Kuala Lumpur

Kuala Lumpur, or KL (they love abbreviating things out here, one bloke I sat next to on the bus insisted he supported MU) is a big, clean, efficient, but above all wet city – at least it was when we were there! Its population, along with the rest of Malaysia, is made up of a curious ethnic and religious blend of Malays, Indians, Chinese, Muslims, Hindus, Buddhists and Christians. This makes for an interesting mix of language, cuisine and architecture.

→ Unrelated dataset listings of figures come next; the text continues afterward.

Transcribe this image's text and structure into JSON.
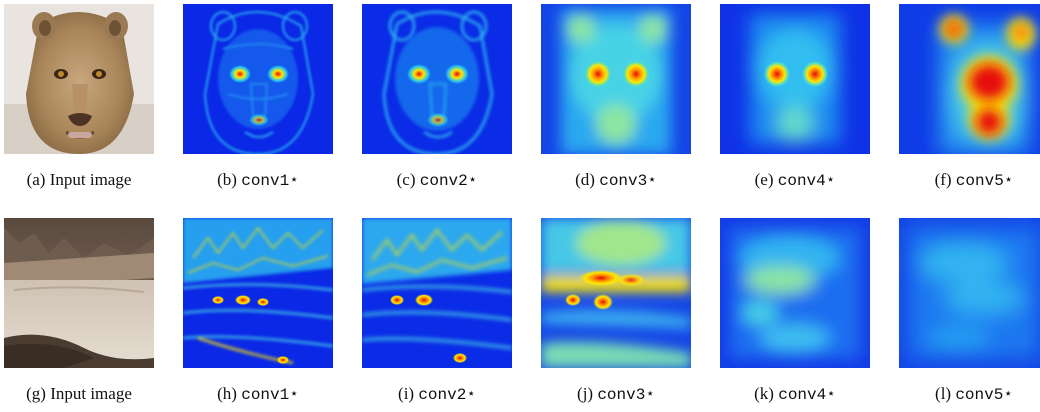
{
  "figure": {
    "row1": [
      {
        "letter": "(a)",
        "name": "Input image",
        "mono": false
      },
      {
        "letter": "(b)",
        "name": "conv1⋆",
        "mono": true
      },
      {
        "letter": "(c)",
        "name": "conv2⋆",
        "mono": true
      },
      {
        "letter": "(d)",
        "name": "conv3⋆",
        "mono": true
      },
      {
        "letter": "(e)",
        "name": "conv4⋆",
        "mono": true
      },
      {
        "letter": "(f)",
        "name": "conv5⋆",
        "mono": true
      }
    ],
    "row2": [
      {
        "letter": "(g)",
        "name": "Input image",
        "mono": false
      },
      {
        "letter": "(h)",
        "name": "conv1⋆",
        "mono": true
      },
      {
        "letter": "(i)",
        "name": "conv2⋆",
        "mono": true
      },
      {
        "letter": "(j)",
        "name": "conv3⋆",
        "mono": true
      },
      {
        "letter": "(k)",
        "name": "conv4⋆",
        "mono": true
      },
      {
        "letter": "(l)",
        "name": "conv5⋆",
        "mono": true
      }
    ]
  },
  "colors": {
    "heat_low": "#0a1ee6",
    "heat_mid": "#28c8f0",
    "heat_high": "#ffe600",
    "heat_peak": "#e60a0a"
  }
}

As we had very little time in Kuala Lumpur, we sorted out a room after arriving on the bus and immediately went out sight-seeing to the Batu Caves. The Batu Caves are Hindu-worshipped naturally formed caves that are a 12k bus ride out of town. We got off the bus into a full-blown monsoon! Even after living in England all these years we’d never seen rain like that. Lightning crackled through the air and thunder peeled and clapped off the enormous limestone cliffs in which the caves are housed. In seconds we were soaked through, in minutes the car park we were standing in had turned into a foot-deep lake of water swimming with, amongst other things, people’s flip-flops and shoes! (you have to take your shoes off when entering a temple)

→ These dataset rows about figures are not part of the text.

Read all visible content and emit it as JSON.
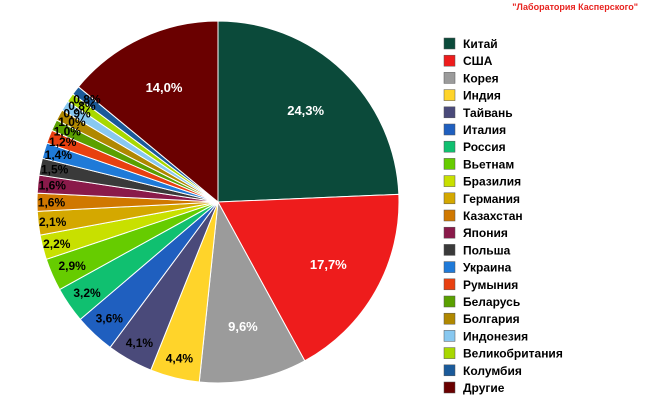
{
  "watermark": "\"Лаборатория Касперского\"",
  "chart_data": {
    "type": "pie",
    "title": "",
    "legend_position": "right",
    "categories": [
      "Китай",
      "США",
      "Корея",
      "Индия",
      "Тайвань",
      "Италия",
      "Россия",
      "Вьетнам",
      "Бразилия",
      "Германия",
      "Казахстан",
      "Япония",
      "Польша",
      "Украина",
      "Румыния",
      "Беларусь",
      "Болгария",
      "Индонезия",
      "Великобритания",
      "Колумбия",
      "Другие"
    ],
    "values": [
      24.3,
      17.7,
      9.6,
      4.4,
      4.1,
      3.6,
      3.2,
      2.9,
      2.2,
      2.1,
      1.6,
      1.6,
      1.5,
      1.4,
      1.2,
      1.0,
      1.0,
      0.9,
      0.8,
      0.8,
      14.0
    ],
    "labels": [
      "24,3%",
      "17,7%",
      "9,6%",
      "4,4%",
      "4,1%",
      "3,6%",
      "3,2%",
      "2,9%",
      "2,2%",
      "2,1%",
      "1,6%",
      "1,6%",
      "1,5%",
      "1,4%",
      "1,2%",
      "1,0%",
      "1,0%",
      "0,9%",
      "0,8%",
      "0,8%",
      "14,0%"
    ],
    "colors": [
      "#0b4a3a",
      "#ee1c1c",
      "#9b9b9b",
      "#ffd42a",
      "#4a4a7a",
      "#1f5fbf",
      "#10c070",
      "#66cc00",
      "#c8e000",
      "#d4a800",
      "#d07800",
      "#8a1a4a",
      "#3a3a3a",
      "#1f7ad8",
      "#e84010",
      "#5aa000",
      "#b08800",
      "#88c8f0",
      "#a8d800",
      "#1a5a9a",
      "#6a0000"
    ]
  }
}
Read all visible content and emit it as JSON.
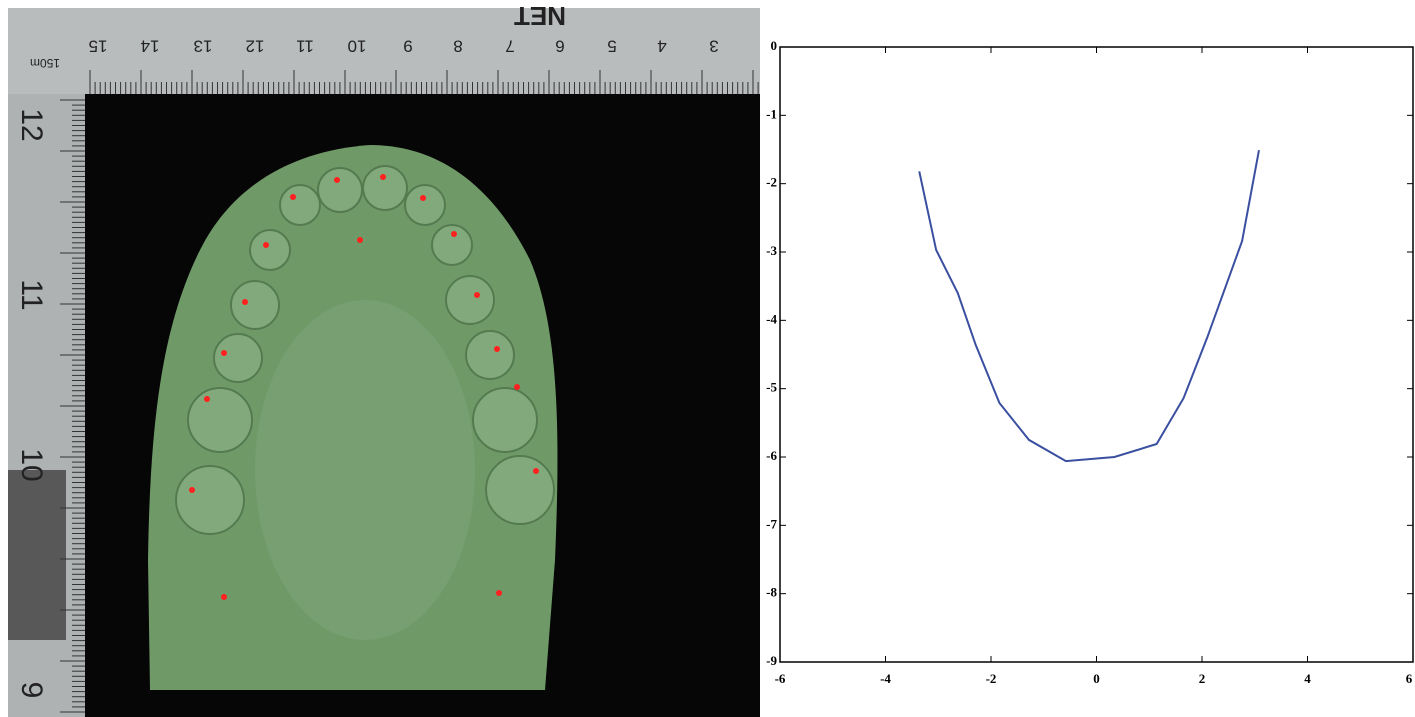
{
  "photo": {
    "ruler_top_labels": [
      "15",
      "14",
      "13",
      "12",
      "11",
      "10",
      "9",
      "8",
      "7",
      "6",
      "5",
      "4",
      "3"
    ],
    "ruler_unit": "150m",
    "ruler_brand": "NET",
    "ruler_left_labels": [
      "12",
      "11",
      "10",
      "9"
    ]
  },
  "chart_data": {
    "type": "line",
    "x": [
      -3.36,
      -3.04,
      -2.63,
      -2.29,
      -1.84,
      -1.28,
      -0.58,
      0.34,
      1.14,
      1.65,
      2.1,
      2.76,
      3.08
    ],
    "series": [
      {
        "color": "#3a4fa0",
        "values": [
          -1.82,
          -2.97,
          -3.6,
          -4.36,
          -5.21,
          -5.75,
          -6.06,
          -6.0,
          -5.81,
          -5.14,
          -4.25,
          -2.84,
          -1.51
        ]
      }
    ],
    "xlim": [
      -6,
      6
    ],
    "xticks": [
      -6,
      -4,
      -2,
      0,
      2,
      4,
      6
    ],
    "ylim": [
      -9,
      0
    ],
    "yticks": [
      0,
      -1,
      -2,
      -3,
      -4,
      -5,
      -6,
      -7,
      -8,
      -9
    ]
  }
}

In these conditions we climbed the 272 steps to the huge opening of the caves. There was some sort of Hindu ceremony going on inside which lent the caves an echoey religiousity and statues of the – many – Hindu gods stared at us from within. We were told there would be monkeys wandering around and were a bit put out that none were to be seen. However, as soon as we came out the rain – typically – abated. And then the monkeys descended! about 2 dozen emerged from the trees and began climbing the steps, stealing things from tourists, and growling at Amy!

The next day we wandered around the city, first to the Petronas towers – the tallest in the world until 2004 – and then to the KL tower; which we were about to ascend when – you guessed it – it started monsooning again!

We got the overnight train to Singapore which would have been a most comfortable train journey if it wasn’t for a Japanese and an Indian guy discussing the vagaries of the world economy – very loudly – into the small hours.

Unfortunately we didn’t have enough time in Malaysia; we only had 5 days to travel all the way from Thailand to Singapore. On the way we stopped in Georgetown, on an island called Penang. It was a world heritage site but we didn’t have any free time to explore, we literally just slept and left. The country has a lot to offer, and may be one to come back to in the future.